From Kuhn's 'Structure of Scientific Revolutions' that examines how paradigm shifts have happened in scientific thought and exploration. It pretty much encapsulates our struggle with breaking through the current human/nature paradigm in our economy.
In all these cases [of paradigm shifts] the awareness of anomaly had lasted so long and penetrated so deep that one can appropriately describe the fields affected by it as in a state of growing crisis. Because it demands large-scale paradigm destruction and major shifts in the problems and techniques of normal science, the emergence of new theories is generally preceded by a period of pronounced professional insecurity.
This story from the world of astronomy is particularly apt.
Look first at a particularly famous case of paradigm change, the emergence of Copernican astronomy. When its predecessor, the Ptolemaic system, was first developed during the last two centuries before Christ and the first two after, it was admirably successful in predicting the changing positions of both stars and planets. No other ancient system had performed so well; for the stars, Ptolemaic astronomy is still widely used today as an engineering approximation; for the planets, Ptolemy’s predictions were as good as Copernicus’. But to be admirably successful is never, for a scientific theory, to be completely successful. With respect both to planetary position and to precession of the equinoxes, predictions made with Ptolemy’s system never quite conformed with the best available observations. Further reduction of those minor discrepancies constituted many of the principal problems of normal astronomical research for many of Ptolemy’s successors, just as a similar attempt to bring celestial observation and Newtonian theory together provided normal research problems for Newton’s eighteenth-century successors. For some time astronomers had every reason to suppose that these attempts would be as successful as those that had led to Ptolemy’s system. Given a particular discrepancy, astronomers were invariably able to eliminate it by making some particular adjustment in Ptolemy’s system of compounded circles.

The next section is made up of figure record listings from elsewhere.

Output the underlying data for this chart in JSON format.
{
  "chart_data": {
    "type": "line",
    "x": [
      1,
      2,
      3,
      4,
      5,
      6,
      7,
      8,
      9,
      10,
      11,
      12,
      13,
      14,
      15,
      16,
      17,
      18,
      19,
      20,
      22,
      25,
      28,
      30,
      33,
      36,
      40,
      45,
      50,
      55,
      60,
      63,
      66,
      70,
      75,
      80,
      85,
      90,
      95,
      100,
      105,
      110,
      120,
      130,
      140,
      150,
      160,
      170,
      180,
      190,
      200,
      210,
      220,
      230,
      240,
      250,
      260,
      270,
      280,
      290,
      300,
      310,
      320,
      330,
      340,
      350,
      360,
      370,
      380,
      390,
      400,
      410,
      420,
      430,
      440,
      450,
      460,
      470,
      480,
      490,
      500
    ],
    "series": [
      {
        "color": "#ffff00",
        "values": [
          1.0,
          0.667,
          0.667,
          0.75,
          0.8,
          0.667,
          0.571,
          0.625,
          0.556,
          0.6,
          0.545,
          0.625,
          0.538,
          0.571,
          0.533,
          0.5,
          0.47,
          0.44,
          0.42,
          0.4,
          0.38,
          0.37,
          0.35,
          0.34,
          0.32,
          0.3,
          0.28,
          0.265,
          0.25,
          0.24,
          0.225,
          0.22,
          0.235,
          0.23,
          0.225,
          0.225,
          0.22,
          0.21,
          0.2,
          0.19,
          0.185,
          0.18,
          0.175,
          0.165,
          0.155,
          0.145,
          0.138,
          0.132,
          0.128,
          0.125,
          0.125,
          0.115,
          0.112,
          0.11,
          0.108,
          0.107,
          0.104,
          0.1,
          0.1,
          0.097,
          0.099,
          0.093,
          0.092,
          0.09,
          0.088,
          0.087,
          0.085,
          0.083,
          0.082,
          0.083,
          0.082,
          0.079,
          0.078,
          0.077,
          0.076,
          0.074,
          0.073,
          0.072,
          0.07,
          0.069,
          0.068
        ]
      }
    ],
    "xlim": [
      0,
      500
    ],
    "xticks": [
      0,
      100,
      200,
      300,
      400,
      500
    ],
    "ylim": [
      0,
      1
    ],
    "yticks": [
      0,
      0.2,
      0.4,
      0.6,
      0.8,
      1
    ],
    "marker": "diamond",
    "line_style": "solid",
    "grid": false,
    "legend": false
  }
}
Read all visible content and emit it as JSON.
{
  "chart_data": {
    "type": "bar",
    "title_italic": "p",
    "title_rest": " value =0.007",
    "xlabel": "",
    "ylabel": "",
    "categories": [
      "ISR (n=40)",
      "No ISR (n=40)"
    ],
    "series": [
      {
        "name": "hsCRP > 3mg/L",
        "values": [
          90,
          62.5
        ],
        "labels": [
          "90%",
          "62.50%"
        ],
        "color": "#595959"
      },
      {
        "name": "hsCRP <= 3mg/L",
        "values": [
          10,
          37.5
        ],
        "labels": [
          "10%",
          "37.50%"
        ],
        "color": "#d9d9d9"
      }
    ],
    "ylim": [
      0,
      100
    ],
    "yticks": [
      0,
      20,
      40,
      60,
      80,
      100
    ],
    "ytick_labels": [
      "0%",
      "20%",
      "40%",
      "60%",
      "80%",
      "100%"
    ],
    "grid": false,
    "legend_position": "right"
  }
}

But as time went on, a man looking at the net result of the normal research effort of many astronomers could observe that astronomy’s complexity was increasing far more rapidly than its accuracy and that a discrepancy corrected in one place was likely to show up in another.
Because the astronomical tradition was repeatedly interrupted from outside and because, in the absence of printing, communication between astronomers was restricted, these difficulties were only slowly recognized. But awareness did come. By the thirteenth century Alfonso X could proclaim that if God had consulted him when creating the universe, he would have received good advice. In the sixteenth century, Copernicus’ coworker, Domenico da Novara, held that no system so cumbersome and inaccurate as the Ptolemaic had become could possibly be true of nature. And Copernicus himself wrote in the Preface to the De Revolutionibus that the astronomical tradition he inherited had finally created only a monster. By the early sixteenth century an increasing number of Europe’s best astronomers were recognizing that the astronomical paradigm was failing in application to its own traditional problems. That recognition was prerequisite to Copernicus’ rejection of the Ptolemaic paradigm and his search for a new one. His famous preface still provides one of the classic descriptions of a crisis state.